When GNOME starts following standards, we might care.
ok, so as a user I'm just reporting that it's not working (on both sides). Now the feedback I have gathered is that xdg-screensaver should not be used to disable the screensaver. In fact, it's been reported many times by gnome-screensaver developers that xdg-screensaver was broken.
There are D-Bus APIs to disable the screensaver, which VLC should be using. In the worst case, VLC should be poking at the screen, like MPlayer and xine-ui do, using XTest.
I am just the 'man in the middle', please don't shoot me ;-)
Poking at the X screensaver directly is broken. The interface provided by X is rather limited; when VLC called it, some interferences with some desktop screensaver settings was noticed by a number of users. To make matters worse, a number of users have reported that it is slow as hell causing visible lags in video rendering.
So no.
xdg-screensaver is capable of using D-Bus. If it does not work, it's either a GNOME bug or an xdg-utils bug. Topic closed.
It would be nice if GNOME desktop stop changing API every 2 days :D
It's been the same API for the past 2 years, and there was another API for as long as gnome-screensaver has existed. So that's 2 APIs in about 7 years I think.

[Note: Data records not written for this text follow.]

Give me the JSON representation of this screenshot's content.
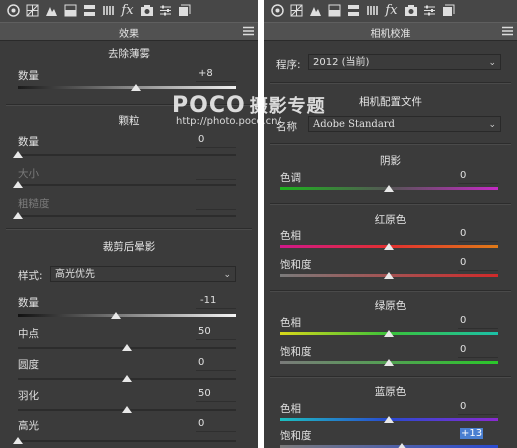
{
  "left": {
    "title": "效果",
    "dehaze": {
      "section": "去除薄雾",
      "amount_label": "数量",
      "amount_value": "+8",
      "amount_level": 0.54
    },
    "grain": {
      "section": "颗粒",
      "amount_label": "数量",
      "amount_value": "0",
      "amount_level": 0.0,
      "size_label": "大小",
      "roughness_label": "粗糙度"
    },
    "vignette": {
      "section": "裁剪后晕影",
      "style_label": "样式:",
      "style_value": "高光优先",
      "amount_label": "数量",
      "amount_value": "-11",
      "amount_level": 0.45,
      "midpoint_label": "中点",
      "midpoint_value": "50",
      "midpoint_level": 0.5,
      "roundness_label": "圆度",
      "roundness_value": "0",
      "roundness_level": 0.5,
      "feather_label": "羽化",
      "feather_value": "50",
      "feather_level": 0.5,
      "highlights_label": "高光",
      "highlights_value": "0",
      "highlights_level": 0.0
    }
  },
  "right": {
    "title": "相机校准",
    "process_label": "程序:",
    "process_value": "2012 (当前)",
    "profile": {
      "section": "相机配置文件",
      "name_label": "名称",
      "name_value": "Adobe Standard"
    },
    "shadows": {
      "section": "阴影",
      "tint_label": "色调",
      "tint_value": "0",
      "tint_level": 0.5
    },
    "red": {
      "section": "红原色",
      "hue_label": "色相",
      "hue_value": "0",
      "hue_level": 0.5,
      "sat_label": "饱和度",
      "sat_value": "0",
      "sat_level": 0.5
    },
    "green": {
      "section": "绿原色",
      "hue_label": "色相",
      "hue_value": "0",
      "hue_level": 0.5,
      "sat_label": "饱和度",
      "sat_value": "0",
      "sat_level": 0.5
    },
    "blue": {
      "section": "蓝原色",
      "hue_label": "色相",
      "hue_value": "0",
      "hue_level": 0.5,
      "sat_label": "饱和度",
      "sat_value": "+13",
      "sat_level": 0.56
    }
  },
  "watermark": {
    "logo": "POCO",
    "logo_cn": "摄影专题",
    "url": "http://photo.poco.cn/"
  },
  "toolbar_icons": [
    "basic-circle-icon",
    "tone-curve-grid-icon",
    "mountain-icon",
    "hsl-icon",
    "split-toning-icon",
    "detail-icon",
    "fx-icon",
    "camera-icon",
    "sliders-icon",
    "presets-icon"
  ],
  "colors": {
    "panel": "#3b3b3b",
    "toolbar": "#474747",
    "titlebar": "#515151",
    "highlight": "#4a7fd1"
  }
}
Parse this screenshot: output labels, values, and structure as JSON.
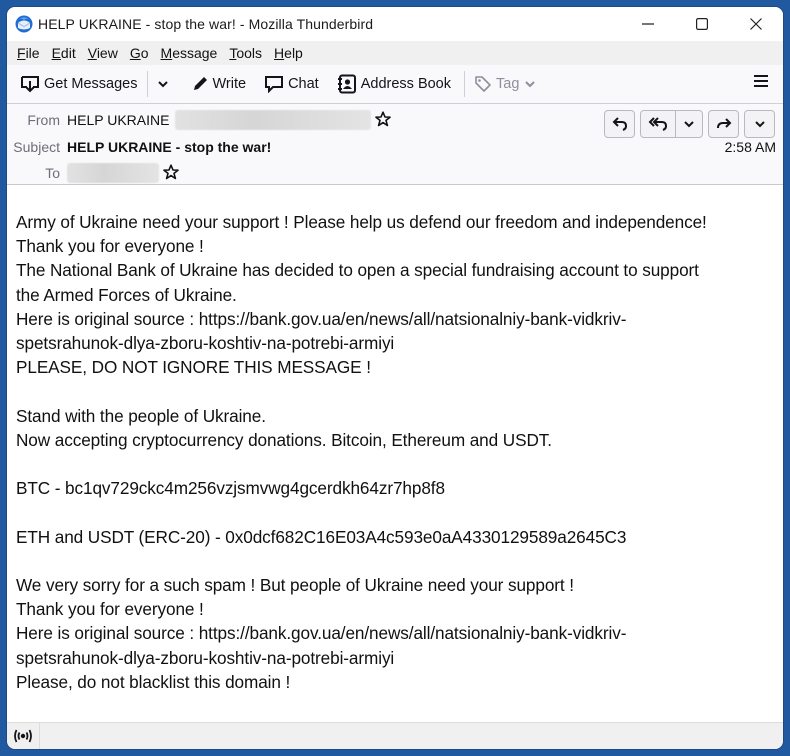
{
  "window": {
    "title": "HELP UKRAINE - stop the war! - Mozilla Thunderbird",
    "controls": [
      "minimize-icon",
      "maximize-icon",
      "close-icon"
    ]
  },
  "menubar": {
    "items": [
      {
        "label": "File",
        "accel": "F"
      },
      {
        "label": "Edit",
        "accel": "E"
      },
      {
        "label": "View",
        "accel": "V"
      },
      {
        "label": "Go",
        "accel": "G"
      },
      {
        "label": "Message",
        "accel": "M"
      },
      {
        "label": "Tools",
        "accel": "T"
      },
      {
        "label": "Help",
        "accel": "H"
      }
    ]
  },
  "toolbar": {
    "get_messages": "Get Messages",
    "write": "Write",
    "chat": "Chat",
    "address_book": "Address Book",
    "tag": "Tag"
  },
  "header": {
    "from_label": "From",
    "from_name": "HELP UKRAINE",
    "subject_label": "Subject",
    "subject": "HELP UKRAINE - stop the war!",
    "to_label": "To",
    "time": "2:58 AM",
    "actions": [
      "reply",
      "reply-all",
      "reply-all-menu",
      "forward",
      "more"
    ]
  },
  "message": {
    "lines": [
      "Army of Ukraine need your support ! Please help us defend our freedom and independence!",
      "Thank you for everyone !",
      "The National Bank of Ukraine has decided to open a special fundraising account to support",
      "the Armed Forces of Ukraine.",
      "Here is original source : https://bank.gov.ua/en/news/all/natsionalniy-bank-vidkriv-",
      "spetsrahunok-dlya-zboru-koshtiv-na-potrebi-armiyi",
      "PLEASE, DO NOT IGNORE THIS MESSAGE !",
      "",
      "Stand with the people of Ukraine.",
      "Now accepting cryptocurrency donations. Bitcoin, Ethereum and USDT.",
      "",
      "BTC - bc1qv729ckc4m256vzjsmvwg4gcerdkh64zr7hp8f8",
      "",
      "ETH and USDT (ERC-20) - 0x0dcf682C16E03A4c593e0aA4330129589a2645C3",
      "",
      "We very sorry for a such spam ! But people of Ukraine need your support !",
      "Thank you for everyone !",
      "Here is original source : https://bank.gov.ua/en/news/all/natsionalniy-bank-vidkriv-",
      "spetsrahunok-dlya-zboru-koshtiv-na-potrebi-armiyi",
      "Please, do not blacklist this domain !"
    ]
  },
  "statusbar": {
    "icon": "online-status-icon"
  }
}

Anyway, xdg-screensaver is a pile of crap, and that's been mentioned many times. Is there any reason why VLC can't use the D-Bus API directly, so that when VLC crashes, or disappears, the inhibition is removed as appropriate?
Maybe xdg-screensaver is a pile of crap. I think its "client" interface is actually quite nice: binding the inhibition to a X11 window seems like a good idea, as far as the screen is concerned. It seems much better than say the org.freedesktop.ScreenSaver interface exposed by KDE. For one thing, I don't want to depend on D-Bus for something display related, especially when there is no sane non-glib C bindings to D-Bus (libdbus is crap and not thread-safe).
It might be that the xdg-screensaver implementation is crap though. Using shell script as a programming language is certainly not the most flexible choice.
So if your only suggestion is a GNOME-proprietary D-Bus interface, then it's not acceptable. I consider it a GNOME bug then.
I am OK using D-Bus, not keen on it, but still OK.
But I am not OK implementing a GNOME-specific protocol. And to this day, the only two FD.o/XDG "standards" that I am aware of are the X11 screensaver interface (which I guess we all agree is not good here) and xdg-utils/xdg-screensaver.